Ecad tenta se livrar da imagem de vilão e se aproximar de artistas.
ANA PAULA SOUSA
Poderia ter sido assinada por Waldick Soriano
(1933-2008) a música tema, caso música houvesse, da nova fase que o Ecad
(Escritório Central de Arrecadação de Direitos) se propõe a viver.
É quase em tom de "Eu Não Sou Cachorro,
Não" que a entidade, responsável pela arrecadação de direitos autorais no
país, tem procurado aproximar-se da imprensa, de artistas e dos bares e
consultórios médicos obrigados a pagar pelas músicas executadas debaixo do seu
teto.
"A gente tinha muita coisa para mostrar, mas
estava acostumado a só apanhar", diz Mário Sérgio Campos, gerente
executivo de distribuição do Ecad.
Campos, que trabalha no Rio, veio a São Paulo na
semana passada, acompanhado de uma assessora de imprensa, para ter
"conversas de aproximação" com jornalistas.
Entre petit fours e café, o executivo tornou
público o novo molde do discurso da entidade: "Não dizemos mais 'cobramos
porque está na lei' e ponto. Conversamos, temos outra abordagem". O que
eles fazem agora, explicou, é um trabalho de "conscientização", que
inclui manuais explicativos e diálogos mais amenos.
Por que a mudança de postura? "Porque era
antipático", responde Campos. Mas não só. "Este novo trabalho cria
pagadores fieis, que não ficam inadimplentes", diz.
COBRANÇA REPAGINADA
Instituição privada sem fins lucrativos criada
durante a ditadura militar, o Ecad reúne diferentes associações de músicos,
algumas presididas por artistas como Dorival Caymmi e Fernando Brant. Seu papel
é cobrar, arrecadar e, por fim, distribuir.

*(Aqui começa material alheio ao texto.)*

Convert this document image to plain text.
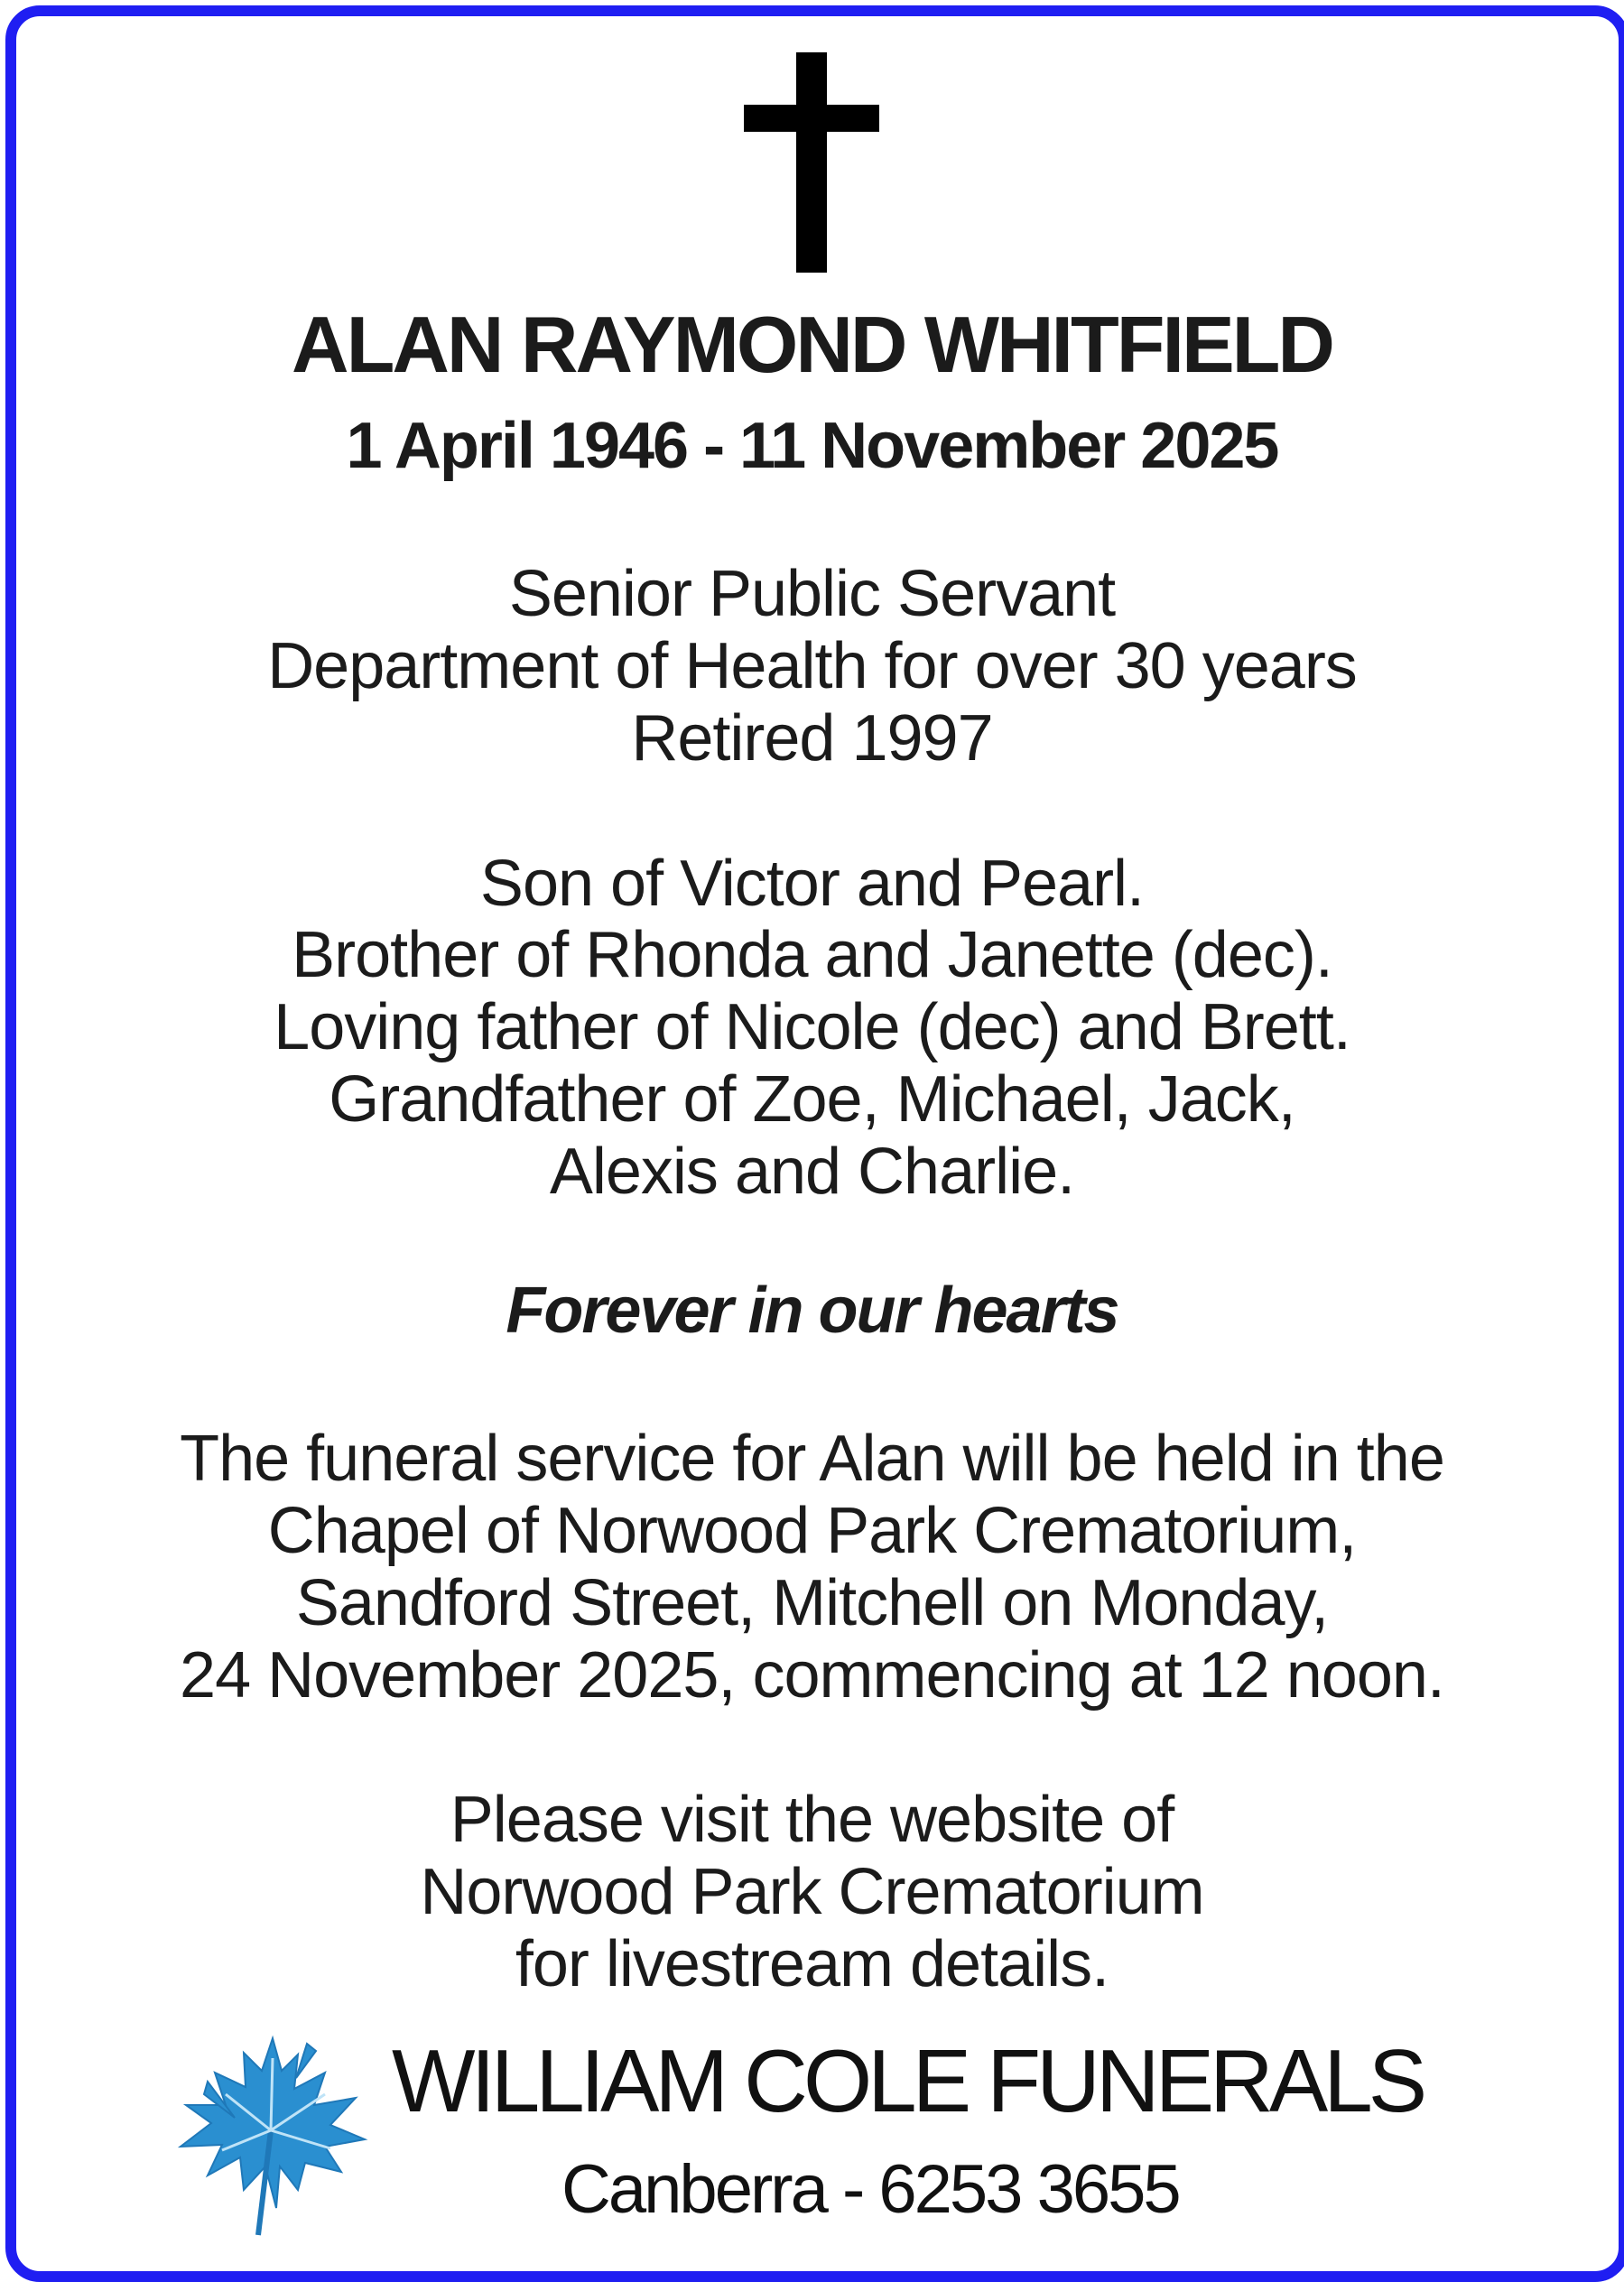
ALAN RAYMOND WHITFIELD
1 April 1946 - 11 November 2025
Senior Public Servant
Department of Health for over 30 years
Retired 1997
Son of Victor and Pearl.
Brother of Rhonda and Janette (dec).
Loving father of Nicole (dec) and Brett.
Grandfather of Zoe, Michael, Jack,
Alexis and Charlie.
Forever in our hearts
The funeral service for Alan will be held in the
Chapel of Norwood Park Crematorium,
Sandford Street, Mitchell on Monday,
24 November 2025, commencing at 12 noon.
Please visit the website of
Norwood Park Crematorium
for livestream details.
WILLIAM COLE FUNERALS
Canberra - 6253 3655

"Cobrar por uma coisa que não é palpável,
como os direitos de autor, é difícil no Brasil", diz Campos, para
justificar as críticas recebidas. "Acho que é cultural. A ideia de que
tudo pode ser livre dificulta nosso trabalho."
A atacar o Ecad há artistas que não se julgam
representados pela entidade --cuja distribuição alcançaria só os "mais
tocados" -- e empresas que se acham exploradas.
Os donos de salas de cinema contestam a cobrança
na Justiça por considerar que os produtores já pagaram os direitos autorais
durante a feitura dos filmes. Não seria cobrança em duplicidade?
"Entendo o que você fala, mas o que os
filmes nacionais pagam de direitos não é nada. E eles pagam o chamado direito
de sincronização, não o de execução da música", rebate Campos.
Enquanto os tribunais se debruçam sobre tais
tecnicidades, o Ecad vai cavando atalhos para aumentar a arrecadação. Se, há dez
anos, o pagamento feito por rádios e TVs era fundamental, hoje a proporção
mudou. Academias de ginástica, lojas, internet e hotéis contribuem cada vez
mais na conta final.
"Só metade das rádios paga direito
autoral", diz Campos. Academias de ginástica e clínicas médicas seriam,
então, uma maneira de compensar essa inadimplência institucionalizada?
"Sim".
Para minimizar o conflito com os novos alvos, o
Ecad mudou até seu vocabulário. A palavra fiscal foi trocada por técnico ou
colaborador. O antigo operador de gravação, que ficava com gravadores e
planilhas nos bares, agora tem um equipamento digital que pode ser acoplado à
parede dos estabelecimentos, e passou a chamar-se técnico de distribuição.
A tentativa de livrar-se da fama de
"vilão" é também uma prevenção contra a mudança na Lei do Direito
Autoral, em discussão no país?
"Sobre isso, só a doutora Glória [Braga,
superintendente executiva do Ecad] fala."